Tools matter. There are exceptionally powerful visualization tools, and there are others, some well known, that rarely outperform the best ones. The data analyst needs to be hardboiled in evaluating the efficacy of a visualization tool. It is easy to be dazzled by a display of data, especially if it is rendered with color or depth. Our tendency is to be mislead into thinking we are absorbing relevant information when we see a lot. But the success of a visualization tool should be based solely on the amount we learn about the phenomenon under study. Some tools in the book are new and some are old, but all have a proven record of success in the analysis of common types of statistical data that arise in science and technology.
There are two components to visualizing the structure of statistical data  graphing and fitting. Graphs are needed, of course, because visualization implies a process in which information is encoded on visual displays. Fitting mathematical functions to data is needed too. Just graphing raw data, without fitting them and without graphing the fits and residuals, often leaves important aspects of data undiscovered. The visualization tools in this book consist of methods for graphing and methods for fitting.
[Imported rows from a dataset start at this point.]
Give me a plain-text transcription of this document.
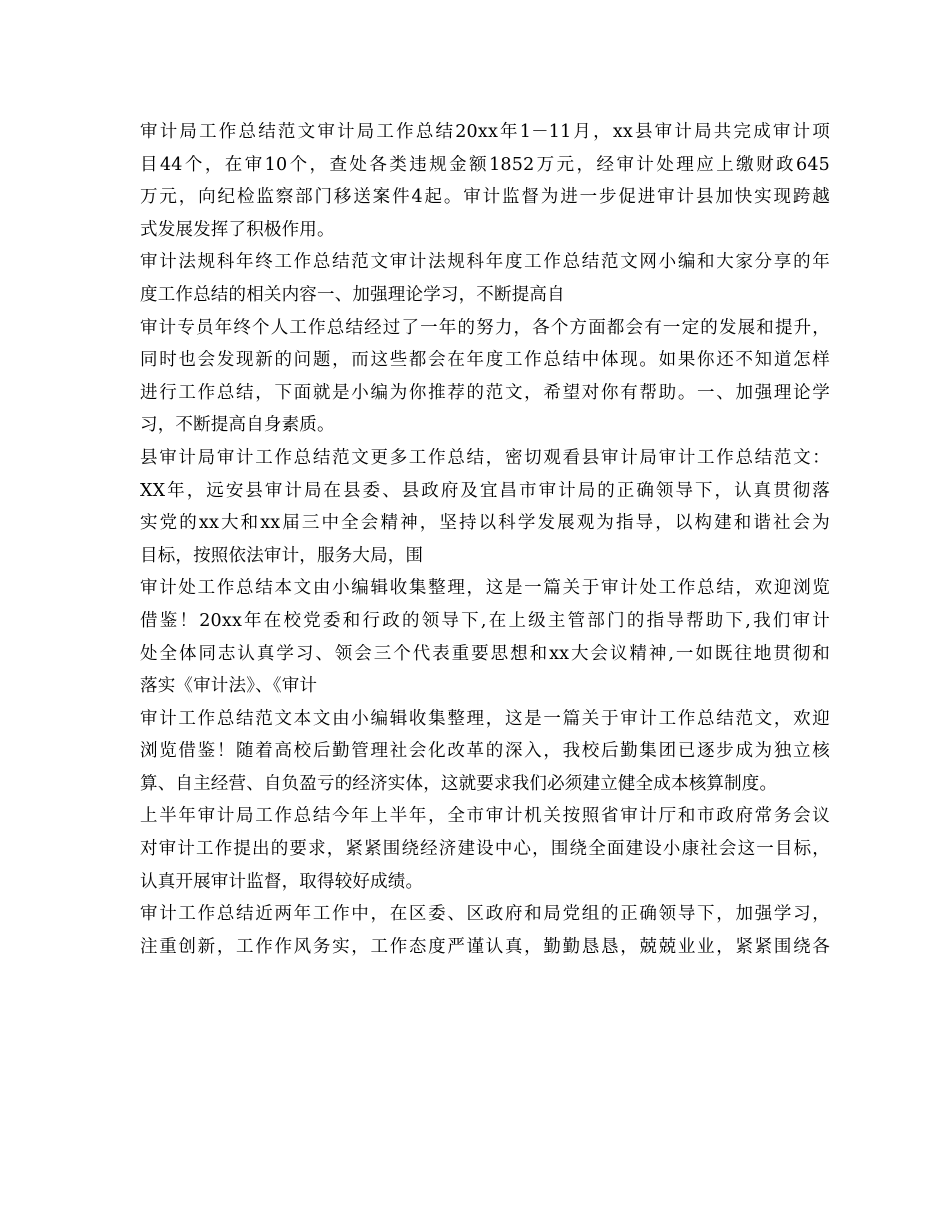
审计局工作总结范文审计局工作总结20xx年1－11月，xx县审计局共完成审计项
目44个，在审10个，查处各类违规金额1852万元，经审计处理应上缴财政645
万元，向纪检监察部门移送案件4起。审计监督为进一步促进审计县加快实现跨越
式发展发挥了积极作用。
审计法规科年终工作总结范文审计法规科年度工作总结范文网小编和大家分享的年
度工作总结的相关内容一、加强理论学习，不断提高自
审计专员年终个人工作总结经过了一年的努力，各个方面都会有一定的发展和提升，
同时也会发现新的问题，而这些都会在年度工作总结中体现。如果你还不知道怎样
进行工作总结，下面就是小编为你推荐的范文，希望对你有帮助。一、加强理论学
习，不断提高自身素质。
县审计局审计工作总结范文更多工作总结，密切观看县审计局审计工作总结范文：
XX年，远安县审计局在县委、县政府及宜昌市审计局的正确领导下，认真贯彻落
实党的xx大和xx届三中全会精神，坚持以科学发展观为指导，以构建和谐社会为
目标，按照依法审计，服务大局，围
审计处工作总结本文由小编辑收集整理，这是一篇关于审计处工作总结，欢迎浏览
借鉴！20xx年在校党委和行政的领导下,在上级主管部门的指导帮助下,我们审计
处全体同志认真学习、领会三个代表重要思想和xx大会议精神,一如既往地贯彻和
落实《审计法》、《审计
审计工作总结范文本文由小编辑收集整理，这是一篇关于审计工作总结范文，欢迎
浏览借鉴！随着高校后勤管理社会化改革的深入，我校后勤集团已逐步成为独立核
算、自主经营、自负盈亏的经济实体，这就要求我们必须建立健全成本核算制度。
上半年审计局工作总结今年上半年，全市审计机关按照省审计厅和市政府常务会议
对审计工作提出的要求，紧紧围绕经济建设中心，围绕全面建设小康社会这一目标，
认真开展审计监督，取得较好成绩。
审计工作总结近两年工作中，在区委、区政府和局党组的正确领导下，加强学习，
注重创新，工作作风务实，工作态度严谨认真，勤勤恳恳，兢兢业业，紧紧围绕各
The book is organized around applications of the visualization tools to data sets from scientific studies. This shows the role each tool plays in data analysis, and the class of problems it solves. It also demonstrates the power of visualization; for many of the data sets, the tools reveal that effects were missed in the original analyses or incorrect assumptions were made about the behavior of the data. And the applications convey the excitement of discovery that visualization brings to data analysis.
The visualization of statistical data has always existed in one form or another in science and technology. For example, diagrams are the first methods presented in R. A. Fisher's Statistical Methods for Research Workers, the 1925 book that brought statistics to many in the scientific and technical community. But with the appearance of John Tukey's pioneering 1977 book, Exploratory Data Analysis, visualization became far more concrete and effective. Since 1977, changes in computer systems have changed how we carry out visualization, but not its goals.
When a graph is made, quantitative and categorical information is encoded by a display method. Then the information is visually decoded. This visual perception is a vital link. No matter how clever the choice of the information, and no matter how technologically impressive the encoding, a visualization fails if the decoding fails. Some display methods lead to efficient, accurate decoding, and others lead to inefficient, inaccurate decoding. It is only through scientific study of visual perception that informed judgments can be made about display methods. Display methods are the main topic of The Elements of Graphing Data. The visualization methods described here make heavy use of the results of Elements and other work in graphical perception.
The reader should be familiar with basic statistics and the leastsquares method of fitting equations to data. For example, an introductory course in statistics that included the fundamentals of regression analysis would be sufficient.
For most purposes, the chapters need to be read in order. Material in later chapters uses tools and ideas introduced in earlier chapters. There are two exceptions to this general rule. Chapter 6, which is about multiway data, does not use material beyond Section 4.6 in Chapter 4. Also, sections of the book labeled ``For the Record'' contain details that are not necessary for understanding and using the visualization tools. The details are meant for those who want to experiment with alterations of the methods, or want to implement the methods, or simply like to take in all of the detail.